Schema extraction for tabular data on the web

  • Authors:
  • Marco D. Adelfio;Hanan Samet

  • Affiliations:
  • Center for Automation Research, Institute for Advanced Computer Studies, Department of Computer Science, University of Maryland, College Park, MD;Center for Automation Research, Institute for Advanced Computer Studies, Department of Computer Science, University of Maryland, College Park, MD

  • Venue:
  • Proceedings of the VLDB Endowment
  • Year:
  • 2013

Quantified Score

Hi-index 0.00

Visualization

Abstract

Tabular data is an abundant source of information on the Web, but remains mostly isolated from the latter's interconnections since tables lack links and computer-accessible descriptions of their structure. In other words, the schemas of these tables -- attribute names, values, data types, etc. -- are not explicitly stored as table metadata. Consequently, the structure that these tables contain is not accessible to the crawlers that power search engines and thus not accessible to user search queries.
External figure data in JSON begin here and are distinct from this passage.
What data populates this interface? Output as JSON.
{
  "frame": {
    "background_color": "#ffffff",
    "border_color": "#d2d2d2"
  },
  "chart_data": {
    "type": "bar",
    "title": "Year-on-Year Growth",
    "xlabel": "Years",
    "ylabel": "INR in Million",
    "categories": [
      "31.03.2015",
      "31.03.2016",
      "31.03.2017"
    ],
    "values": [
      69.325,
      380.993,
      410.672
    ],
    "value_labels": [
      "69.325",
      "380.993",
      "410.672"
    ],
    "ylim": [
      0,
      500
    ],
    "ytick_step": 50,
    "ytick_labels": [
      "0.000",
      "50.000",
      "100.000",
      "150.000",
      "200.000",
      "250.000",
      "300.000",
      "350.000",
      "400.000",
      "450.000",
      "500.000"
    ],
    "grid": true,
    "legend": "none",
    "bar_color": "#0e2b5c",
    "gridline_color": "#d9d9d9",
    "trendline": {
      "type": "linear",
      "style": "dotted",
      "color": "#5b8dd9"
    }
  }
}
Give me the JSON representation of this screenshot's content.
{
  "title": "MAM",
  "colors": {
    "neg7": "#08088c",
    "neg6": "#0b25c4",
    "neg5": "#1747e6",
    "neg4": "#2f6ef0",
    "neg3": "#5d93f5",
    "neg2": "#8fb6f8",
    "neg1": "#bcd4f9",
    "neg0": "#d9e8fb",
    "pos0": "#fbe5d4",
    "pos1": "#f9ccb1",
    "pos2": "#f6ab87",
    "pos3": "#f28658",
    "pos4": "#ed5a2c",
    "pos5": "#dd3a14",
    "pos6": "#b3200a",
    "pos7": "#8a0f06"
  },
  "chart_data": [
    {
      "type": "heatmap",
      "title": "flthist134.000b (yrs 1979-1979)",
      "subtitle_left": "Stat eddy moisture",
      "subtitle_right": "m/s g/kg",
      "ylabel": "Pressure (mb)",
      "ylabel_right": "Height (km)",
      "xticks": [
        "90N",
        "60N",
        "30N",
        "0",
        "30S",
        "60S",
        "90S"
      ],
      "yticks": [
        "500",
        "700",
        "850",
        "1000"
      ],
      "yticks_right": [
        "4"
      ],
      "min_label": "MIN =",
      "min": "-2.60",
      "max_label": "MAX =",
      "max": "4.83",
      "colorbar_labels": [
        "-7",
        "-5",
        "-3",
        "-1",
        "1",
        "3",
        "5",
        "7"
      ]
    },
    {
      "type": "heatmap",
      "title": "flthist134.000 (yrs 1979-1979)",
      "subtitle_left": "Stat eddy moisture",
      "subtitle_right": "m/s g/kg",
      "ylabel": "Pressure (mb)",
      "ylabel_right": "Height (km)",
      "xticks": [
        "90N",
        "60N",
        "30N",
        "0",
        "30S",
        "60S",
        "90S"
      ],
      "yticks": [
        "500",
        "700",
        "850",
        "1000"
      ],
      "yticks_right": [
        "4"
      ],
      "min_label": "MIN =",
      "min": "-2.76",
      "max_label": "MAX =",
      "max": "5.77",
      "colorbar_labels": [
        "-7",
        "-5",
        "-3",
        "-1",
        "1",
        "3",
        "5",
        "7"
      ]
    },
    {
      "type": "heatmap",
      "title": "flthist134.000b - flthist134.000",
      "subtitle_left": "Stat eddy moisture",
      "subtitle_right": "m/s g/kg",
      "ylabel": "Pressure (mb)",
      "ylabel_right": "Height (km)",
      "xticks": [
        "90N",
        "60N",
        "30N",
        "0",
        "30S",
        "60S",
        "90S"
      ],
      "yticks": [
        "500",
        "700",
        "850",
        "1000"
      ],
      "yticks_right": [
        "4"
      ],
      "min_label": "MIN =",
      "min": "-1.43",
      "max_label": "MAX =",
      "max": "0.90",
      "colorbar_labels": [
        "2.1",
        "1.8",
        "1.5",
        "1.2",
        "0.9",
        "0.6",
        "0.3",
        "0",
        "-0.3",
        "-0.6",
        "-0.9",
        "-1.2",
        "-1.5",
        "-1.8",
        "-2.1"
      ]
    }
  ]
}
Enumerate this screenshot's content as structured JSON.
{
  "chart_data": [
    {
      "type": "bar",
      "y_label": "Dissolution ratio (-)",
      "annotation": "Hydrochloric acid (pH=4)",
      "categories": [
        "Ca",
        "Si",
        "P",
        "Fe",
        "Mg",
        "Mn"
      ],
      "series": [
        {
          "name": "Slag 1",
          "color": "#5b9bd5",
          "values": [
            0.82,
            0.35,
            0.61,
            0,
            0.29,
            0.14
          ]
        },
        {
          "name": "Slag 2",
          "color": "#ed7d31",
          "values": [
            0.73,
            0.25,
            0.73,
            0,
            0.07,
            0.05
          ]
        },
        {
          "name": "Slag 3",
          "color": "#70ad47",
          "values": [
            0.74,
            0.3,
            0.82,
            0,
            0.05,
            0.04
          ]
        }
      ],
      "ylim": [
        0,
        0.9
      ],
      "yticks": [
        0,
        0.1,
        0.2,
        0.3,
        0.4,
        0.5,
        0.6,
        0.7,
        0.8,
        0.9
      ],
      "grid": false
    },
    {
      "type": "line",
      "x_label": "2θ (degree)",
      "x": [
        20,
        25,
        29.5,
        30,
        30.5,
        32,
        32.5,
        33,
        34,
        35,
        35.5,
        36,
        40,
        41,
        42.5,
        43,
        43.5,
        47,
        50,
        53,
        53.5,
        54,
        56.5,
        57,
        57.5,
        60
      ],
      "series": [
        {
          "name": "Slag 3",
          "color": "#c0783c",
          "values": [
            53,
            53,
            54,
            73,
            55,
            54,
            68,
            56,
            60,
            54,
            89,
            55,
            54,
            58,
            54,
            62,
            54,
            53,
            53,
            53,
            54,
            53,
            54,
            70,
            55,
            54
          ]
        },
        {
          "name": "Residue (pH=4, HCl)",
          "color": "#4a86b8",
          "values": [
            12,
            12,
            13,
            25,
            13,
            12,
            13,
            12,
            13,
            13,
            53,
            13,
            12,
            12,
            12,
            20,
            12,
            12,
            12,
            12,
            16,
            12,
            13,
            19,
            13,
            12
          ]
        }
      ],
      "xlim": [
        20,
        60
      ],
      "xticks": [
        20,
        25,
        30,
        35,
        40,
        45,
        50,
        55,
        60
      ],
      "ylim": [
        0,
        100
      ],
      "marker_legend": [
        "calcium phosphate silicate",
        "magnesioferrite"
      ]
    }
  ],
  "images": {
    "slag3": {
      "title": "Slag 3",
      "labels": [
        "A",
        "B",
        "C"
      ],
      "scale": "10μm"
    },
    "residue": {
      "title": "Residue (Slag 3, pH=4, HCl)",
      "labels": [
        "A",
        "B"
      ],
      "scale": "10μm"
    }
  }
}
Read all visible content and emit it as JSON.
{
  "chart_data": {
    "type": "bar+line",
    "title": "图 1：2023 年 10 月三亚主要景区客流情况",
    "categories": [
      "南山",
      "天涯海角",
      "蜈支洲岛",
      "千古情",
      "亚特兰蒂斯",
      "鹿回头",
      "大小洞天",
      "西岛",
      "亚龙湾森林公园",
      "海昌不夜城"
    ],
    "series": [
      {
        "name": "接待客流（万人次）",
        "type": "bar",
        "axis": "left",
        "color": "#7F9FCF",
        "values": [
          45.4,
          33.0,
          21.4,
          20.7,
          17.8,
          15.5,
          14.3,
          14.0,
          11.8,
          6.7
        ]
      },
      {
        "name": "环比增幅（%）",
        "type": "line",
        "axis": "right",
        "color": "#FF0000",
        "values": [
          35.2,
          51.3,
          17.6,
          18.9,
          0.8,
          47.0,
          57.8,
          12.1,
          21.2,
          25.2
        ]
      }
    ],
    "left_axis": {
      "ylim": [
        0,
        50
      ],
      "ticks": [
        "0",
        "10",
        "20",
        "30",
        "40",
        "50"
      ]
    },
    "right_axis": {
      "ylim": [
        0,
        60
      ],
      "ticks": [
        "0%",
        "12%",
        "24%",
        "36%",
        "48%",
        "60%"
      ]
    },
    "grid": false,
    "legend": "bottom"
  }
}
We address this lack of structure with a new method for leveraging the principles of table construction in order to extract table schemas. Discovering the schema by which a table is constructed is achieved by harnessing the similarities and differences of nearby table rows through the use of a novel set of features and a feature processing scheme. The schemas of these data tables are determined using a classification technique based on conditional random fields in combination with a novel feature encoding method called logarithmic binning, which is specifically designed for the data table extraction task. Our method provides considerable improvement over the well-known WebTables schema extraction method. In contrast with previous work that focuses on extracting individual relations, our method excels at correctly interpreting full tables, thereby being capable of handling general tables such as those found in spreadsheets, instead of being restricted to HTML tables as is the case with the WebTables method. We also extract additional schema characteristics, such as row groupings, which are important for supporting information retrieval tasks on tabular data.